Mps in pole position despite the ax of taxation on extra profits

But from Giorgetti's words the first thought flew to the dossier Ps, the bank in which the Treasury holds 64,2% and from which it must leave due to commitments made with the EU (informally it is said by the end of 2024, even if a precise deadline has never been communicated). Il Monte dei Paschi, under the direction of Luigi Lovaglio, managed to land a capital increase from 2,5 billion last November to 2 euros per share and this year the stock first rose to over 2,8 euros (when Axa exited by selling its shares with a capital gain) , then it returned below 2 euros and then, after the half-yearly results, it went back up to almost 2,8.
So much so that several investment banks had advised the Mef to take advantage of it to start placing at least a part of that 64% on the market.
But here is the hoe in the foot of the Treasury itself: on 7 August the Meloni government announced the tax on extra profits of the banks. Bank stocks on the Stock Exchange react with a drop of around 10% and Monte is no different. So that provision backfired on the government, having that large slice of MPs in its belly. Now the share is recovering and Giorgetti is probably thinking of following that advice of the investment bankers, placing on the market a quota, it is not known how large, of the shares in the portfolio. He will have to do it at a discount, but in any case the capital gain is guaranteed given that the book value is 2 euros.

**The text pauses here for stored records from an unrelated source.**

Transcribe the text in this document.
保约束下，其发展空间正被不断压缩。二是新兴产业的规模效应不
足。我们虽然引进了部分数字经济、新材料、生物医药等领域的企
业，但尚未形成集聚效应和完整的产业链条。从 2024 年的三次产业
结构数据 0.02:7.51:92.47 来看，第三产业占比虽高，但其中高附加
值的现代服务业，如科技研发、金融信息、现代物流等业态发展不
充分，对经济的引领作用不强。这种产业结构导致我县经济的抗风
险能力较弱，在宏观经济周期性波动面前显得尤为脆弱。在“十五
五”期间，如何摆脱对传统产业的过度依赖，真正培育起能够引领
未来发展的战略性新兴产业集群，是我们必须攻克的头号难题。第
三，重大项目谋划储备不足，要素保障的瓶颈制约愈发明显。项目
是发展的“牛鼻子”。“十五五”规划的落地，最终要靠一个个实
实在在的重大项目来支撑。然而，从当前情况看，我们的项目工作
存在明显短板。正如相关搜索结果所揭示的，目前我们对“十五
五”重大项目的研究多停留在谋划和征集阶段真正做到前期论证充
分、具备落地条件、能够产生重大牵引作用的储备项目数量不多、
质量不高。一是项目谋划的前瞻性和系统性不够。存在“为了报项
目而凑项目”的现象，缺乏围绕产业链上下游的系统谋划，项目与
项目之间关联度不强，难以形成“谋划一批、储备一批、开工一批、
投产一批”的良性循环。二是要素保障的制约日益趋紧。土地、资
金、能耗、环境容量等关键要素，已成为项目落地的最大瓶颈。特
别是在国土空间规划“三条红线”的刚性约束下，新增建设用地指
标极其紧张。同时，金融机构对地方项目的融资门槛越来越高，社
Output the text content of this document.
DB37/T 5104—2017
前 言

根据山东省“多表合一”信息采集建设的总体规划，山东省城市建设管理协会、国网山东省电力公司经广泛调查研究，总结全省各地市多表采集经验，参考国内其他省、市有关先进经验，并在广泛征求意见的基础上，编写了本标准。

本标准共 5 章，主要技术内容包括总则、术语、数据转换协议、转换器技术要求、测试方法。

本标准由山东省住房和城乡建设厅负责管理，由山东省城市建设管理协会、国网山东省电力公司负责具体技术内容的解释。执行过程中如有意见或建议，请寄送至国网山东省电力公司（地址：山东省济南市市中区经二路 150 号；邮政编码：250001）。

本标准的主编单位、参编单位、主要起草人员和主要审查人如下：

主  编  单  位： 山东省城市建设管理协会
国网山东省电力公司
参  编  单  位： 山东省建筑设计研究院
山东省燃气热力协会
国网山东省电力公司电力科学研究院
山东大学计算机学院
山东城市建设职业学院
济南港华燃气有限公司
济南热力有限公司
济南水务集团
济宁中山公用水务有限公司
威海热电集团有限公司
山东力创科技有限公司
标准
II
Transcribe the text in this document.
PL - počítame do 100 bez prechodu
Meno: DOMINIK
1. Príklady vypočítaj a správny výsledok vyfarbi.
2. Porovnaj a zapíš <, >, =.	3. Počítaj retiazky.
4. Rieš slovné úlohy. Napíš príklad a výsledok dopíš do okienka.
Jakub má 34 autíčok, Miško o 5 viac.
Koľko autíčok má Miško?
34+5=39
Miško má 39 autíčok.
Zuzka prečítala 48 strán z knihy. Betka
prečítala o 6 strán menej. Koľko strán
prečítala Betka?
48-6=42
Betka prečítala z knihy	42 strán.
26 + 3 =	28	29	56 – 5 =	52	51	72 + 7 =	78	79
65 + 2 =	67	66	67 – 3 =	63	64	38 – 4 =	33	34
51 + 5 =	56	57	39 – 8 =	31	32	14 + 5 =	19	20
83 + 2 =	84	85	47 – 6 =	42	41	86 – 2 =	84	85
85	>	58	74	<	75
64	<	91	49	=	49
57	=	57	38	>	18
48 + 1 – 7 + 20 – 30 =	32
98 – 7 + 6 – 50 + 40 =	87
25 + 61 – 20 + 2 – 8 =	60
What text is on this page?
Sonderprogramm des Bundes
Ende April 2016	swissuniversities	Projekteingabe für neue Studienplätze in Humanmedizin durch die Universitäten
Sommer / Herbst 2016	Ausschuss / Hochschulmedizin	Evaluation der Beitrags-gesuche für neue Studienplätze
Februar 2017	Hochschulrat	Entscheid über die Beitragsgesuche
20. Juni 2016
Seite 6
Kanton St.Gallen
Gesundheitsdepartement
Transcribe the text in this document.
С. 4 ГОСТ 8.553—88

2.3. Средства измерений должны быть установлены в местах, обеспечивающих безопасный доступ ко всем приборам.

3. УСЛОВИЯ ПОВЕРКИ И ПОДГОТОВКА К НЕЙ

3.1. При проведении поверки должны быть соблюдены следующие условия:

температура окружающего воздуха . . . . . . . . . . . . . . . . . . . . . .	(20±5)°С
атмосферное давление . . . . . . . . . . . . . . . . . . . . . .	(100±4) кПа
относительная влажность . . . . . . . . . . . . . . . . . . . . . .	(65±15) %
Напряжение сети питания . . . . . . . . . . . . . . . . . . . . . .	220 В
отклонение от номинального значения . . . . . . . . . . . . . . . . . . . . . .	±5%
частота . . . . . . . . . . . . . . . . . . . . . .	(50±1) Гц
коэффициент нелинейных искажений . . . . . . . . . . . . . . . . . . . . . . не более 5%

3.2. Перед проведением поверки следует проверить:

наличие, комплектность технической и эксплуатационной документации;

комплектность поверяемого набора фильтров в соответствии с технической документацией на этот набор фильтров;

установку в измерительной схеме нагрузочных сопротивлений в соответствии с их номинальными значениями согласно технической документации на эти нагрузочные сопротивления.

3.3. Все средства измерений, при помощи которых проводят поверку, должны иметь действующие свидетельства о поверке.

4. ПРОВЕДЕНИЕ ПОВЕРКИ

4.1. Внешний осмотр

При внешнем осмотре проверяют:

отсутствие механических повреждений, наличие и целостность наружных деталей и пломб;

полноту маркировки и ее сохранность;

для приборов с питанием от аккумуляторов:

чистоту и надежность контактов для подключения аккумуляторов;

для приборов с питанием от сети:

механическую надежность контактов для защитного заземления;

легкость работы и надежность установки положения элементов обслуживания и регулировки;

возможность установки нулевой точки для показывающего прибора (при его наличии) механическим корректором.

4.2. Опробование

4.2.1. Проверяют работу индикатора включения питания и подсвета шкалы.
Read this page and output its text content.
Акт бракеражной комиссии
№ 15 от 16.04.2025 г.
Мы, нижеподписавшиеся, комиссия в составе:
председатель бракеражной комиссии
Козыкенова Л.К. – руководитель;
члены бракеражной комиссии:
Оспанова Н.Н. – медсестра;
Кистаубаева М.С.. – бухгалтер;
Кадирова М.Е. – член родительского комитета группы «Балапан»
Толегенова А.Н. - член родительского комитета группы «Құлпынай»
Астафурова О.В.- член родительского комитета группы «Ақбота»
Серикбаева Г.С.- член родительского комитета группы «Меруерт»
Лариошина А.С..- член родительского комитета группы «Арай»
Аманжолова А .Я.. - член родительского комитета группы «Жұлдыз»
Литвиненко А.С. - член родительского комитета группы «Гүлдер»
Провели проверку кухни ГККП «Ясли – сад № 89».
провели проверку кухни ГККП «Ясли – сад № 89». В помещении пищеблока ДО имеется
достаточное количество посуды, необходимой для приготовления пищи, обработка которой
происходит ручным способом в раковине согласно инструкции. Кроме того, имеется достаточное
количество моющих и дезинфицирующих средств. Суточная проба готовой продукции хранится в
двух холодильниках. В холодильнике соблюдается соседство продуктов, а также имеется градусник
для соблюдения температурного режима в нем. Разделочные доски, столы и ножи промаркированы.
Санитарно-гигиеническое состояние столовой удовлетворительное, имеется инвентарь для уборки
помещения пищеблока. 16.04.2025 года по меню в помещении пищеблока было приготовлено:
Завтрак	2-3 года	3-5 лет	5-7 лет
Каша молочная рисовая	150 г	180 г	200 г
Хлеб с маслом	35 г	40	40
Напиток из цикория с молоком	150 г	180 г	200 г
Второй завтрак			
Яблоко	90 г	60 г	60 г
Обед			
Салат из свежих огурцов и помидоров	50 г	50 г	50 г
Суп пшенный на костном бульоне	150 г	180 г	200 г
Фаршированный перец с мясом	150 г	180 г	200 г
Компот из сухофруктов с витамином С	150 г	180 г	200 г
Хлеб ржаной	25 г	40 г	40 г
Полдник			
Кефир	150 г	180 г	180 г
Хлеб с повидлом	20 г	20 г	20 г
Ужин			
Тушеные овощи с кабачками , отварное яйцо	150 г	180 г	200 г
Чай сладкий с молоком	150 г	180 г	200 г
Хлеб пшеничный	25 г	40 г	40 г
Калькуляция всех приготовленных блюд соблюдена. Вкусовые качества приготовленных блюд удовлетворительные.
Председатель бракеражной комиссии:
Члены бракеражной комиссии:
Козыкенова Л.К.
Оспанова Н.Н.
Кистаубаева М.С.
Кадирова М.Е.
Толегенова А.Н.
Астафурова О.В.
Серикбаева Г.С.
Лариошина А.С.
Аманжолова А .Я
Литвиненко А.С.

The privatizable list includes ports, healthcare and transport

But it doesn't end there. On the list is the proposal to privatize i ports, launched in recent days by Foreign Minister Antonio Tajani, which angered Matteo Salvini.
The force workers are working on a bill that will concern tourist and commercial ports. First point: transforming the port authorities into joint stock companies. "In this way - explains the spokesman of the party Raffaele Nevi - we can attract private investments and capital". With a touch of amarcord because the work is inspired by the "Motorways of the sea", the infrastructure project launched by Silvio Berlusconi in 2001.
Then there are other entries: the local public transport,healthcare building and some services Public administration.
And then there's the affair Eng who is now betrothed to Lufthansa. The Treasury has signed an agreement to sell 41% of the company and gradually reduce the shareholding. Among the hypotheses circulating these days is the one that provides for the entry of the giant MSC in place of the MEF. A complex operation given that the privatization decree establishes very specific stakes but which can always be modified. At the end of the sale process, according to the scheme of the decree, the Treasury should in fact maintain a 10% share of Ita. In the past other hypotheses had emerged, such as those concerning the railways and in particular the prized piece of the high-speed train. But there are no indications that these projects have made a comeback. In any case, it should be remembered that the proceeds of privatizations flow into the public budget but, being one-off items, they cannot be used to cover spending measures such as those of the manoeuvre. Rather, they serve to reduce public debt.